The second form of humanistic therapy is Gestalt therapy, which focuses on the present moment and puts less emphasis on past experiences. It is all about promoting the client's personal capability and responsibility. The third is existential psychotherapy, which helps a client find and conceptualize the "deeper meaning" in their life. It urges the client to look at the idealized version of their life compared to the choices they are currently making and helps them get to that best, self-actualized version.


The fourth form of humanistic therapy is experiential psychotherapy. This can be very appealing for clients who enjoy the chance for a creative outlet, as it can often incorporate art, music, and even animal therapy. The key focus here is to get the client to express their feelings in an active way.

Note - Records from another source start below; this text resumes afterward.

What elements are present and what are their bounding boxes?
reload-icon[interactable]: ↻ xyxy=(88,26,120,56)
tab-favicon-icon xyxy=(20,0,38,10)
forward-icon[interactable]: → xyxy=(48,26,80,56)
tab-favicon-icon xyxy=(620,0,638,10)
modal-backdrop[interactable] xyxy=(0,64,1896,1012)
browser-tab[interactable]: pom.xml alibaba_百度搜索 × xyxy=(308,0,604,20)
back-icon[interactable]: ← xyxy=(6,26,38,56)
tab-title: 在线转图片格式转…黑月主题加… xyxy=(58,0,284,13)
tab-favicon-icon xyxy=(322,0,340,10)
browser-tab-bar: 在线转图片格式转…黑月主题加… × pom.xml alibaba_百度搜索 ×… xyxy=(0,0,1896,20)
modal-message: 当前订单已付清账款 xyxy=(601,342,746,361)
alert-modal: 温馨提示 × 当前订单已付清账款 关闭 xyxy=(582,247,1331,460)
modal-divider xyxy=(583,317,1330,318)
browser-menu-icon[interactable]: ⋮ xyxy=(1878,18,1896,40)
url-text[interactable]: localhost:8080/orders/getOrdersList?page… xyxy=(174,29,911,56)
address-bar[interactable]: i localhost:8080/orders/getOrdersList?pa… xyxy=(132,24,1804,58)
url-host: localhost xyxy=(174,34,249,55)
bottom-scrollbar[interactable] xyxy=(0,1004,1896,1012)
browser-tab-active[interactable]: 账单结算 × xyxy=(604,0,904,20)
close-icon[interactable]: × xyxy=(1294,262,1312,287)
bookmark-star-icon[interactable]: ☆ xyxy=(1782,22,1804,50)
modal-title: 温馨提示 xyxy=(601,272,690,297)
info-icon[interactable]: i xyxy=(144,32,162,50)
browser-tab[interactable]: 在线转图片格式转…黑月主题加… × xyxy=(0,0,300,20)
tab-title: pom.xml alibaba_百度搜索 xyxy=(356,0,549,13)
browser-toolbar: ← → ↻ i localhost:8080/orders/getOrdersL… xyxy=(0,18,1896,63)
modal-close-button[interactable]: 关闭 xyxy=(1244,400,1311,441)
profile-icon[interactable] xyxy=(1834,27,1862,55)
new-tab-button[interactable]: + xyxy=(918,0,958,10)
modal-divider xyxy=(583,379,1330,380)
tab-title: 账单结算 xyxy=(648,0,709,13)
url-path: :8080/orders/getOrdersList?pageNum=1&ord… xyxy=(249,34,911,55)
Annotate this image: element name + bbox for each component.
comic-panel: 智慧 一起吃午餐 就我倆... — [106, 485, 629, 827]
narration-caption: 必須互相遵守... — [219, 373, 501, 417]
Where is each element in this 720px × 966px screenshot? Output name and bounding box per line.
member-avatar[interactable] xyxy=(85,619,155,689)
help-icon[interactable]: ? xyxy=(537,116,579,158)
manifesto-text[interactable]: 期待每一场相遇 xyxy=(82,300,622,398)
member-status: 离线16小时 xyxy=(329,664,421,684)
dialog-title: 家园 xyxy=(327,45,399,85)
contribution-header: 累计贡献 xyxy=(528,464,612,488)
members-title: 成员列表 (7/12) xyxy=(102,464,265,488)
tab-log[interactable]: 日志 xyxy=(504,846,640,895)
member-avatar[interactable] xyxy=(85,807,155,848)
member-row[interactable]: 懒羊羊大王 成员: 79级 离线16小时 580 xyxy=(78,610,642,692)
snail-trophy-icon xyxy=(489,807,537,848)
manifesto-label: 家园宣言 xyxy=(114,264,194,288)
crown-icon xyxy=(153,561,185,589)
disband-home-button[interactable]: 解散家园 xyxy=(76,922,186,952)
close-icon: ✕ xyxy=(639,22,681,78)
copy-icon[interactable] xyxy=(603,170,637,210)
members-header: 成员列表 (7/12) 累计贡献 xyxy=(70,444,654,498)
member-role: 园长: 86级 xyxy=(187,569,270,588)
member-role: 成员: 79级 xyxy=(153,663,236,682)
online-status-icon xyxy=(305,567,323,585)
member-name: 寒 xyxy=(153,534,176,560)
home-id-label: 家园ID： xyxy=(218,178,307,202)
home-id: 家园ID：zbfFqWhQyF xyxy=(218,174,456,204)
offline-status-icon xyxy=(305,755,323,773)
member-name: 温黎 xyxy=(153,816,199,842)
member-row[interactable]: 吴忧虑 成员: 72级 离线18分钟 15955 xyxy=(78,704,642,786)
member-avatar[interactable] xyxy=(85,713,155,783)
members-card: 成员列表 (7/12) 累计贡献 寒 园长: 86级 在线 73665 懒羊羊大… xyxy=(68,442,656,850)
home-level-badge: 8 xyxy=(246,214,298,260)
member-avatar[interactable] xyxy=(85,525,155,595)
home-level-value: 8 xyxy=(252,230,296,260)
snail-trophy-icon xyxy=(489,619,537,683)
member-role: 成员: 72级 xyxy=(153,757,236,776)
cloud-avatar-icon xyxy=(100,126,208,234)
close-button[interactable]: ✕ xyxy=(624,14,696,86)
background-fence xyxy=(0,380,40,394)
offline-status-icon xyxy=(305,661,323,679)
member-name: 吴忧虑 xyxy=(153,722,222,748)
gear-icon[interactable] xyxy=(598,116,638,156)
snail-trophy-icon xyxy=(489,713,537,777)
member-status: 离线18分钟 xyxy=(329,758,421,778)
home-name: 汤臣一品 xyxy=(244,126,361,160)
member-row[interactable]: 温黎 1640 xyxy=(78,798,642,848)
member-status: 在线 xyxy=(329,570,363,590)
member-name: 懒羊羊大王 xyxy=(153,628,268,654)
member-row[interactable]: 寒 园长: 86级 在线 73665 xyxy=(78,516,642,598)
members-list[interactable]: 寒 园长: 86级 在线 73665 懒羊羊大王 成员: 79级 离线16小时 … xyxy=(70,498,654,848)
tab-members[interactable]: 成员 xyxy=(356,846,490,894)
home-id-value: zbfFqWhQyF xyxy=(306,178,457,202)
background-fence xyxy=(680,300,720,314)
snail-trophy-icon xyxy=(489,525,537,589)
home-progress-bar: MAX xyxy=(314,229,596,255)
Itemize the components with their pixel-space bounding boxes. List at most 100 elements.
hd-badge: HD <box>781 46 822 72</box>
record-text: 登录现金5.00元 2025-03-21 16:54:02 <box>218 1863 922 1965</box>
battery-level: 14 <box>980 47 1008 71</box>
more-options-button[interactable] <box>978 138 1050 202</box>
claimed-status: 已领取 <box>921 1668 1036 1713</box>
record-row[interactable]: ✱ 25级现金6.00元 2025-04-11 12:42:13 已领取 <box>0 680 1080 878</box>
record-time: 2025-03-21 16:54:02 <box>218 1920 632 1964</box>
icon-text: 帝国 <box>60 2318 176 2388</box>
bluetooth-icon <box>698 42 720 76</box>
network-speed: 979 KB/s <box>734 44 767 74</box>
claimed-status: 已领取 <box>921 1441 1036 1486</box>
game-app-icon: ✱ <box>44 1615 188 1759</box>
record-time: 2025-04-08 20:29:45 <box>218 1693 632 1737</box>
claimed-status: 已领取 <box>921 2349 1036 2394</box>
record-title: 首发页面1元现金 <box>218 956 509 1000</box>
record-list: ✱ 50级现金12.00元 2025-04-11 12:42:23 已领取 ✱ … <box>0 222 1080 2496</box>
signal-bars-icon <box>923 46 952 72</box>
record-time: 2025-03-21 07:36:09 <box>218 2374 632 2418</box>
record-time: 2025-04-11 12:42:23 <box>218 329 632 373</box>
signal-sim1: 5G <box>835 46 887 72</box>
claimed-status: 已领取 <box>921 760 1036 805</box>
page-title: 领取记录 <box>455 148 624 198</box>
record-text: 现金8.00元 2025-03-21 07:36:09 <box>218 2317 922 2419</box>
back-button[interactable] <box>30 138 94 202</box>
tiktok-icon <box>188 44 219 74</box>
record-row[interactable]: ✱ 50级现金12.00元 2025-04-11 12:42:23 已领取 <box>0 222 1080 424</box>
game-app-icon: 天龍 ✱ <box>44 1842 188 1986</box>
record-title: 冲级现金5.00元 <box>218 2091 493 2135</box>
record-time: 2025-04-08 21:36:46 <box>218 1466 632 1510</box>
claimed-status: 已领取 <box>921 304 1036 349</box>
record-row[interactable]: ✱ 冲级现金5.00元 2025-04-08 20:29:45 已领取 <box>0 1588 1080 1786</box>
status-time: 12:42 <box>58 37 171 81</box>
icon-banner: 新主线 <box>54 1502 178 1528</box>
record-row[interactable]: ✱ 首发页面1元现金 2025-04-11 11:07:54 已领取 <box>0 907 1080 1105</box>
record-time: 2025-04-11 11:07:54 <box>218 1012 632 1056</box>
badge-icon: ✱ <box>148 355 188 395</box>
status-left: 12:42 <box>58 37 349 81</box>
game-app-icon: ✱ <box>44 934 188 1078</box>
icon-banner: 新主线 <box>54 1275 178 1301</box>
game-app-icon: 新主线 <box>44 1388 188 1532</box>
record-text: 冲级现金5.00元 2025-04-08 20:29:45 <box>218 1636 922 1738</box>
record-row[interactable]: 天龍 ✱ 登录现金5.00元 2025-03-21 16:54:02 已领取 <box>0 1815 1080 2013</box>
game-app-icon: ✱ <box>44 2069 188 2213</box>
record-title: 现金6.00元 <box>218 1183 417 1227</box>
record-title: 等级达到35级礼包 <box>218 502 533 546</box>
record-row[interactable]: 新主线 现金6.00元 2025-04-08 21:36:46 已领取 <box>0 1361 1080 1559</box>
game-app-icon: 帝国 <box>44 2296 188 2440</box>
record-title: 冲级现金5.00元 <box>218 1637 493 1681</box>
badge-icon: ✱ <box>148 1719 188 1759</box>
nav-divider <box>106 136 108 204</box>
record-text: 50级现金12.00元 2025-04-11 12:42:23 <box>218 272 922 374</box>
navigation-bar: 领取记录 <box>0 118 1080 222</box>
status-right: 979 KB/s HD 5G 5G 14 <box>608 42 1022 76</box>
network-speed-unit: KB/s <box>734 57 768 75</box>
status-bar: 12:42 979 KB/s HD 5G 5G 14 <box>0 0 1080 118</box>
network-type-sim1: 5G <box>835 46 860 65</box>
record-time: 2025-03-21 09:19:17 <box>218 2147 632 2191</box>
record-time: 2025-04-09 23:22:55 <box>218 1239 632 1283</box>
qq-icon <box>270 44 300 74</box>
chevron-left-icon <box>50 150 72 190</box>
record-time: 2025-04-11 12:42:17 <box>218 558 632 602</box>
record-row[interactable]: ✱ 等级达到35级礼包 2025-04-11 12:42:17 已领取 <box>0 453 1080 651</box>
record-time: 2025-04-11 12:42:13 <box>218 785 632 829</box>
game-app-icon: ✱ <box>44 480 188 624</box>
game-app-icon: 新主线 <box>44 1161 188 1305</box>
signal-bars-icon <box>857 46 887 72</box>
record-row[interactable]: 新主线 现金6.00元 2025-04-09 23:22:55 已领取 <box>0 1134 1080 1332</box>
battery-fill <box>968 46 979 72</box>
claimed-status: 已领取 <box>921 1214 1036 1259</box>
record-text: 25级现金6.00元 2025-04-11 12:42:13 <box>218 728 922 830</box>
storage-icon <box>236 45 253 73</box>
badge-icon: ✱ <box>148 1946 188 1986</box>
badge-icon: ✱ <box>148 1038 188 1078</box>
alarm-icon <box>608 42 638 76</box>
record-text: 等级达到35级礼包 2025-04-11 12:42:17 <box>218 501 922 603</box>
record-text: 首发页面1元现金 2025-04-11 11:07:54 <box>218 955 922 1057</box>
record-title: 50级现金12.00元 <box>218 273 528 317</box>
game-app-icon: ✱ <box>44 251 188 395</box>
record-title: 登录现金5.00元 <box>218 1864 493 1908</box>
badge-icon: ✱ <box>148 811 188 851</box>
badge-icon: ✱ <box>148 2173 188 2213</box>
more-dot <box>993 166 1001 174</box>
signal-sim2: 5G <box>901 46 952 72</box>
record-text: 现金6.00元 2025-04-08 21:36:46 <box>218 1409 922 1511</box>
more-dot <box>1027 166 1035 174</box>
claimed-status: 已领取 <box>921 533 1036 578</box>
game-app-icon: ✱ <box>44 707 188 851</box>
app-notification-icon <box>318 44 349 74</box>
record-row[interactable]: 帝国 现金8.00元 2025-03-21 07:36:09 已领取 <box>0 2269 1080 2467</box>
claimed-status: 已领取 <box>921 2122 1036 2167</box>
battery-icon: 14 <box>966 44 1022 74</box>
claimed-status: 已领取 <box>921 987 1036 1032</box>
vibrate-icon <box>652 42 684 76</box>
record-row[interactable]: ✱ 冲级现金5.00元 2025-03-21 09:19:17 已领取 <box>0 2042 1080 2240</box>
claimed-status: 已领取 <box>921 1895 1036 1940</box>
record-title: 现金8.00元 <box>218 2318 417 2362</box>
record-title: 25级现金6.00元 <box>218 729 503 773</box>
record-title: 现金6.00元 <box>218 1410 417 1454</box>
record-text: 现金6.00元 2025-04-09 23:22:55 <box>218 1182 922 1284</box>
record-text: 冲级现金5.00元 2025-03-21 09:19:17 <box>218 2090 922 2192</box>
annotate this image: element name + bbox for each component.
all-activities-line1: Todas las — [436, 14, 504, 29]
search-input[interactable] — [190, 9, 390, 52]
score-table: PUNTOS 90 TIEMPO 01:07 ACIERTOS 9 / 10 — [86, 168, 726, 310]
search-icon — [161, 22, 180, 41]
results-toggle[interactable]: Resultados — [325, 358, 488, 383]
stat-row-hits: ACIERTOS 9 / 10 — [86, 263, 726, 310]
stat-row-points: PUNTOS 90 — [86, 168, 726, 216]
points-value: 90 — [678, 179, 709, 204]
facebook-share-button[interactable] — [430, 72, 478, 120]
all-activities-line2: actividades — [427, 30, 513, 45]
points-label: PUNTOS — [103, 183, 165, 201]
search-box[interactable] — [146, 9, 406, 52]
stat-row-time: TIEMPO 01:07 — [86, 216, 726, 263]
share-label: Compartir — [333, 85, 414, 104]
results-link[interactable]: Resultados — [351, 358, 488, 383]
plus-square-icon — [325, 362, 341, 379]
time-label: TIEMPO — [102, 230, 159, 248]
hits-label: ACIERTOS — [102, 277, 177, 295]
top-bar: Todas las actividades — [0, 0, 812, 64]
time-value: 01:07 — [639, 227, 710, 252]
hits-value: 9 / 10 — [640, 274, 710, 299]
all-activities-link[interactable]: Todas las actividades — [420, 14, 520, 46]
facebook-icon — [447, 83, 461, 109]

The healing happens outside of meetings

Perhaps the best benefit of all when it comes to humanistic therapy is that the lion's share of the work happens after a therapeutic session. Since so much of humanistic therapy is receiving positive feedback from the therapist, the client then gets to go and practice this new sense of self in daily life. Much of the healing happens outside of therapy, the National Library of Medicine notes.


Within this healing, both in session and outside of it, clients frequently notice a newly empowered sense of self. As Talk Space notes, it can be so beneficial for an individual to have a non-judgmental relationship where they can process hopes, goals, struggles, frustrations, and future dreams. It also focuses on holistic healing so that a client can feel self-actualization in all aspects of their lives. Many leave feeling uplifted with a solid, firm sense of self-worth and self-esteem.